Unfounded fear prevents people from doing various fun stuff: riding roller coasters, getting out on a dance floor, talking to strangers, traveling to unusual places, swimming in the ocean, trying new foods, jumping into water from cliffs or asking girls/women out on dates. But if you do these, and other mildly challenging activities, or engage in various forms of mischief, you realize that you’ll survive; you might even like these things. If fear paralyzes you, you’ll miss life’s best experiences.
For many months, most people treated normal life as perilous. But as Coronamania dragged on, people gradually resumed their old, ostensibly “risky” behavior: they walked in both directions in store aisles, used public transportation, ate in restaurants, watched sports games in full stadiums, visited family members and neighbors and exercised at gyms, etc. Masks became rarer. People rejected the boosters. Test centers closed.

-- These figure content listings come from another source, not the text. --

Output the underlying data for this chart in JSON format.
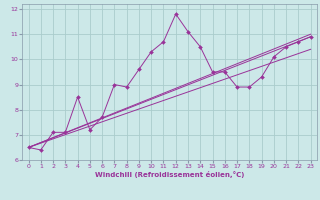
{
  "xlabel": "Windchill (Refroidissement éolien,°C)",
  "bg_color": "#cce8e8",
  "grid_color": "#aacccc",
  "line_color": "#993399",
  "spine_color": "#8899aa",
  "xlim": [
    -0.5,
    23.5
  ],
  "ylim": [
    6,
    12.2
  ],
  "xticks": [
    0,
    1,
    2,
    3,
    4,
    5,
    6,
    7,
    8,
    9,
    10,
    11,
    12,
    13,
    14,
    15,
    16,
    17,
    18,
    19,
    20,
    21,
    22,
    23
  ],
  "yticks": [
    6,
    7,
    8,
    9,
    10,
    11,
    12
  ],
  "line1_x": [
    0,
    1,
    2,
    3,
    4,
    5,
    6,
    7,
    8,
    9,
    10,
    11,
    12,
    13,
    14,
    15,
    16,
    17,
    18,
    19,
    20,
    21,
    22,
    23
  ],
  "line1_y": [
    6.5,
    6.4,
    7.1,
    7.1,
    8.5,
    7.2,
    7.7,
    9.0,
    8.9,
    9.6,
    10.3,
    10.7,
    11.8,
    11.1,
    10.5,
    9.5,
    9.5,
    8.9,
    8.9,
    9.3,
    10.1,
    10.5,
    10.7,
    10.9
  ],
  "line2_x": [
    0,
    23
  ],
  "line2_y": [
    6.5,
    10.4
  ],
  "line3_x": [
    0,
    23
  ],
  "line3_y": [
    6.5,
    10.9
  ],
  "line4_x": [
    0,
    23
  ],
  "line4_y": [
    6.5,
    11.0
  ]
}
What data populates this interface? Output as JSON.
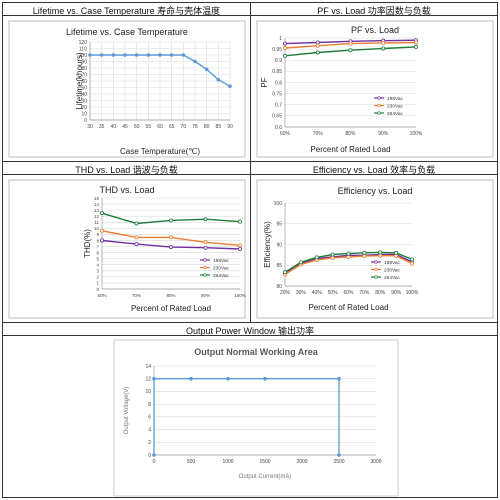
{
  "headers": {
    "lifetime": "Lifetime vs. Case Temperature 寿命与壳体温度",
    "pf": "PF vs. Load 功率因数与负载",
    "thd": "THD vs. Load 谐波与负载",
    "eff": "Efficiency vs. Load 效率与负载",
    "opw": "Output Power Window 输出功率"
  },
  "chart_data": [
    {
      "id": "lifetime",
      "type": "line",
      "title": "Lifetime vs. Case Temperature",
      "xlabel": "Case Temperature(℃)",
      "ylabel": "Lifetime(khours)",
      "xlim": [
        30,
        90
      ],
      "ylim": [
        0,
        120
      ],
      "xticks": [
        30,
        35,
        40,
        45,
        50,
        55,
        60,
        65,
        70,
        75,
        80,
        85,
        90
      ],
      "yticks": [
        0,
        10,
        20,
        30,
        40,
        50,
        60,
        70,
        80,
        90,
        100,
        110,
        120
      ],
      "grid": true,
      "series": [
        {
          "color": "#5b9bd5",
          "x": [
            30,
            35,
            40,
            45,
            50,
            55,
            60,
            65,
            70,
            75,
            80,
            85,
            90
          ],
          "y": [
            100,
            100,
            100,
            100,
            100,
            100,
            100,
            100,
            100,
            90,
            78,
            62,
            52
          ]
        }
      ]
    },
    {
      "id": "pf",
      "type": "line",
      "title": "PF vs. Load",
      "xlabel": "Percent of Rated Load",
      "ylabel": "PF",
      "categories": [
        "60%",
        "70%",
        "80%",
        "90%",
        "100%"
      ],
      "ylim": [
        0.6,
        1.0
      ],
      "yticks": [
        0.6,
        0.65,
        0.7,
        0.75,
        0.8,
        0.85,
        0.9,
        0.95,
        1
      ],
      "legend": "right",
      "series": [
        {
          "name": "198Vac",
          "color": "#7030a0",
          "values": [
            0.975,
            0.98,
            0.985,
            0.988,
            0.99
          ]
        },
        {
          "name": "230Vac",
          "color": "#ed7d31",
          "values": [
            0.955,
            0.965,
            0.975,
            0.978,
            0.98
          ]
        },
        {
          "name": "264Vac",
          "color": "#1e7b3c",
          "values": [
            0.92,
            0.935,
            0.945,
            0.953,
            0.96
          ]
        }
      ]
    },
    {
      "id": "thd",
      "type": "line",
      "title": "THD vs. Load",
      "xlabel": "Percent of Rated Load",
      "ylabel": "THD(%)",
      "categories": [
        "60%",
        "70%",
        "80%",
        "90%",
        "100%"
      ],
      "ylim": [
        0,
        15
      ],
      "yticks": [
        0,
        1,
        2,
        3,
        4,
        5,
        6,
        7,
        8,
        9,
        10,
        11,
        12,
        13,
        14,
        15
      ],
      "legend": "right",
      "series": [
        {
          "name": "198Vac",
          "color": "#7030a0",
          "values": [
            8.0,
            7.4,
            6.9,
            6.8,
            6.6
          ]
        },
        {
          "name": "230Vac",
          "color": "#ed7d31",
          "values": [
            9.6,
            8.5,
            8.5,
            7.7,
            7.2
          ]
        },
        {
          "name": "264Vac",
          "color": "#1e7b3c",
          "values": [
            12.5,
            10.8,
            11.3,
            11.5,
            11.1
          ]
        }
      ]
    },
    {
      "id": "eff",
      "type": "line",
      "title": "Efficiency vs. Load",
      "xlabel": "Percent of Rated Load",
      "ylabel": "Efficiency(%)",
      "categories": [
        "20%",
        "30%",
        "40%",
        "50%",
        "60%",
        "70%",
        "80%",
        "90%",
        "100%"
      ],
      "ylim": [
        80,
        100
      ],
      "yticks": [
        80,
        85,
        90,
        95,
        100
      ],
      "legend": "bottom-right",
      "series": [
        {
          "name": "198Vac",
          "color": "#7030a0",
          "values": [
            83.0,
            85.4,
            86.6,
            87.0,
            87.4,
            87.4,
            87.6,
            87.6,
            85.8
          ]
        },
        {
          "name": "230Vac",
          "color": "#ed7d31",
          "values": [
            82.8,
            85.2,
            86.3,
            86.8,
            87.0,
            87.2,
            87.3,
            87.3,
            85.4
          ]
        },
        {
          "name": "264Vac",
          "color": "#1e7b3c",
          "values": [
            83.3,
            85.7,
            86.9,
            87.6,
            87.8,
            88.0,
            88.1,
            88.0,
            86.4
          ]
        }
      ]
    },
    {
      "id": "opw",
      "type": "line",
      "title": "Output Normal Working Area",
      "xlabel": "Output Current(mA)",
      "ylabel": "Output Voltage(V)",
      "xlim": [
        0,
        3000
      ],
      "ylim": [
        0,
        14
      ],
      "xticks": [
        0,
        500,
        1000,
        1500,
        2000,
        2500,
        3000
      ],
      "yticks": [
        0,
        2,
        4,
        6,
        8,
        10,
        12,
        14
      ],
      "series": [
        {
          "color": "#5b9bd5",
          "x": [
            0,
            0,
            500,
            1000,
            1500,
            2500,
            2500
          ],
          "y": [
            0,
            12,
            12,
            12,
            12,
            12,
            0
          ]
        }
      ]
    }
  ]
}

As increasing numbers of people gradually returned to normal, the Earth did not swallow them. No viral catastrophe ensued.
Ultimately, this diffuse, fragmented return to normal showed that those who gave up normal life and feared a vastly-overhyped virus incrementally and very belatedly figured out that the lockdown/mask/test/vaxx critics had been right all along: none of these gimmicks ever made sense or worked.
But the fearful will never admit this. Because they lack humility. And they can’t concede that latter day jam-eating, i.e., normal life-living, “non-experts” like me spoke the truth—which they had labeled as “reckless” or “conspiracies”—while their beloved experts, politicians and media told them lies, which they gullibly accepted as gospel.
Yes indeed. Part of me misses those days as I got a second chance to feel like a rebellious teenager, walking through store aisles maskless, hoping someone would say something. They never did though. The only time I got pushback was when I got kicked out of a favorite brewery by a "manager" guy/hero who could not bear my maskless presence ordering beer, risking the lives of all around like some sort of anthrax hand grenade. Not on his watch! None of the other staff ever said anything until this guy showed up one day, saw me, and got all hot and bothered. It was worth it though, for the memory. And I made him earn it, pretending I couldn't hear him until he lowered his mask. LOL. Fun times. I guess there's always a silver lining.
The worst thing about the “Jamdemic” isn’t that it mysteriously appeared out of nowhere.
Nor that most fell for being scared to death of it.
Not even the several blatant examples of lunatic behaviors that I can never unsee.
The human cruelty that poured forth unchecked.
The loss of friendships/relationships.
The unnecessary and mostly ignored deaths and maimings.
The capture of trusted experts.
Our handcuffs that our authorities never had to wear.
Force feeding of unsafe and ineffective snake oils.
Destruction of individual sovereignty.
Nay.
The worst thing is happening right now in the aftermath. It’s called…
Apathy.
Nobody, not my friends, neighbors, family or coworkers wish to acknowledge the Jam’s underlying innocuousness and the folly of being afraid of it.
Some still test for Covid at the first sniffle.
One loves cockily repeating that IVM is “horse paste.”
My elderly inlaws are taking their requisite boosters. Still alive.
Those that know better are seeing the perpetrators living their best lives while most of society refuses to acknowledge the unnecessary suffering they caused.
The idea that the truth will come out is bleak. That the purveyors will be punished? Bleaker.
They seem to have won, no?
Undoubtably they’re taking notes. Sifting through the data. So the next generation most certainly will throw the unopened can of jam in the trash. Safe, where it belongs.
I resent that I have these memories. I didn’t want them nor did I ask for them. But, it is what it is. So I will eat my delicious jam, alone, sad, that virtually all of my brethren still refuse to join me.